On encouragera donc vivement les amateurs de combats de cape et d’épée ou ceux qui aiment les intrigues bien nouées à relire ces morceaux de bravoure. C’est très différent de la littérature d’anticipation qui est à la mode aujourd’hui car les romans d’Alexandre Dumas, bien qu’ils décrivent des sociétés maintenant disparues, ont réussi à atteindre un degré d’intemporalité qui les rend quasiment plus vrais que l’Histoire elle-même. On ne s’étonnera pas alors que les guides du château d’If dans la baie de Marseille vous montrent, comme authentiques, les soi-disant cellules d’Edmond Dantès et de l’abbé Faria… Et si vous ouvrez bien les yeux, vous verrez surement ce terrible cardinal de Richelieu caresser ses chats tout en mitonnant les pièges ourdis par Milady aux mousquetaires.
Quand le roman est bon, la fiction dépasse souvent la réalité.
La qualité de ces ouvrages surprend quand on sait qu’ils ont été, pour beaucoup d’entre eux, de la littérature alimentaire pour laquelle l’auteur devait, bon gré, mal gré fournir chaque jour un nombre précis de pages à engloutir dans les rotatives des journaux. Malgré cela, en dépit de plus de cent-cinquante ans d’âge, ces œuvres n’ont pas pris la poussière et se lisent toujours avec le même plaisir. Les bons sont toujours aussi bons, les méchants toujours aussi mauvais et, parfois, on aimerait bien se glisser dans la peau des personnages pour revivre avec eux les émotions qu’ils ont éprouvées.
Les recettes de ces romans sont connues depuis longtemps. Il y faut de l’amour et de grandes passions, des épisodes presque incroyables plantés dans la trame historique, une alacrité de plume à toute épreuve mais sans quitter le domaine du vraisemblable. Encore faut-il être un habile cuisinier et savoir épicer les sauces avec modération. C’est tout le mérite du grand Alexandre Dumas (1802-1870).
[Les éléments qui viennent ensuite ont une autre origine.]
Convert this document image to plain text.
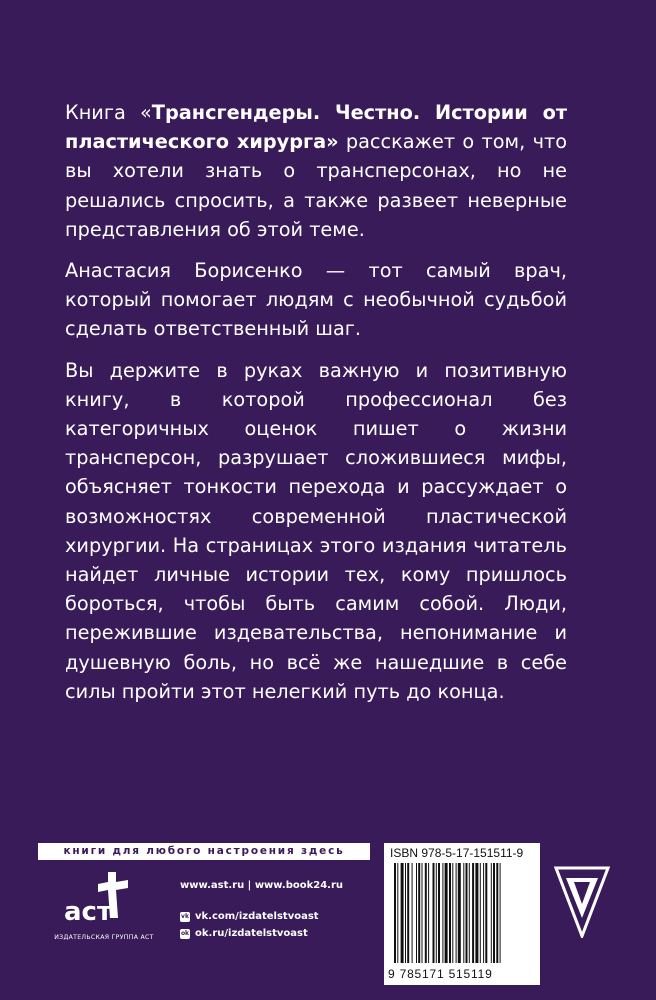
Книга «Трансгендеры. Честно. Истории от пластического хирурга» расскажет о том, что вы хотели знать о трансперсонах, но не решались спросить, а также развеет неверные представления об этой теме.

Анастасия Борисенко — тот самый врач, который помогает людям с необычной судьбой сделать ответственный шаг.

Вы держите в руках важную и позитивную книгу, в которой профессионал без категоричных оценок пишет о жизни трансперсон, разрушает сложившиеся мифы, объясняет тонкости перехода и рассуждает о возможностях современной пластической хирургии. На страницах этого издания читатель найдет личные истории тех, кому пришлось бороться, чтобы быть самим собой. Люди, пережившие издевательства, непонимание и душевную боль, но всё же нашедшие в себе силы пройти этот нелегкий путь до конца.

книги для любого настроения здесь
аст
ИЗДАТЕЛЬСКАЯ ГРУППА АСТ
www.ast.ru | www.book24.ru
vk vk.com/izdatelstvoast
ok ok.ru/izdatelstvoast
ISBN 978-5-17-151511-9
9 785171 515119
Il était donc né la même année que Victor Hugo. Sa carrière d’écrivain prolifique a été encouragée par la collaboration qu’il a su établir avec Auguste Maquet. Il est assez drôle que ce métis d’un général mulâtre d’Haïti ait eu recours aux services de ce qu’on appelle dans l’édition un nègre… mais dont les mérites oubliés ont été quand même d’avoir été, pendant douze ans, le président de la Société des Auteurs et des Compositeurs dramatiques, ce qui prouve qu’il était loin d’être nul et que sa collaboration avec Dumas a sans doute été plus féconde qu’on ne le dit. Sur ce, je ne peux que vous abandonner aux charmes de Mme Bonacieux ou, selon vos gouts peut-être plus pervers, à ceux de Milady. Dans ce dernier cas, soyez quand même prudent, vous risquez de rencontrer sur votre chemin le comte de la Fère, Athos. Il est noble, juste mais implacable.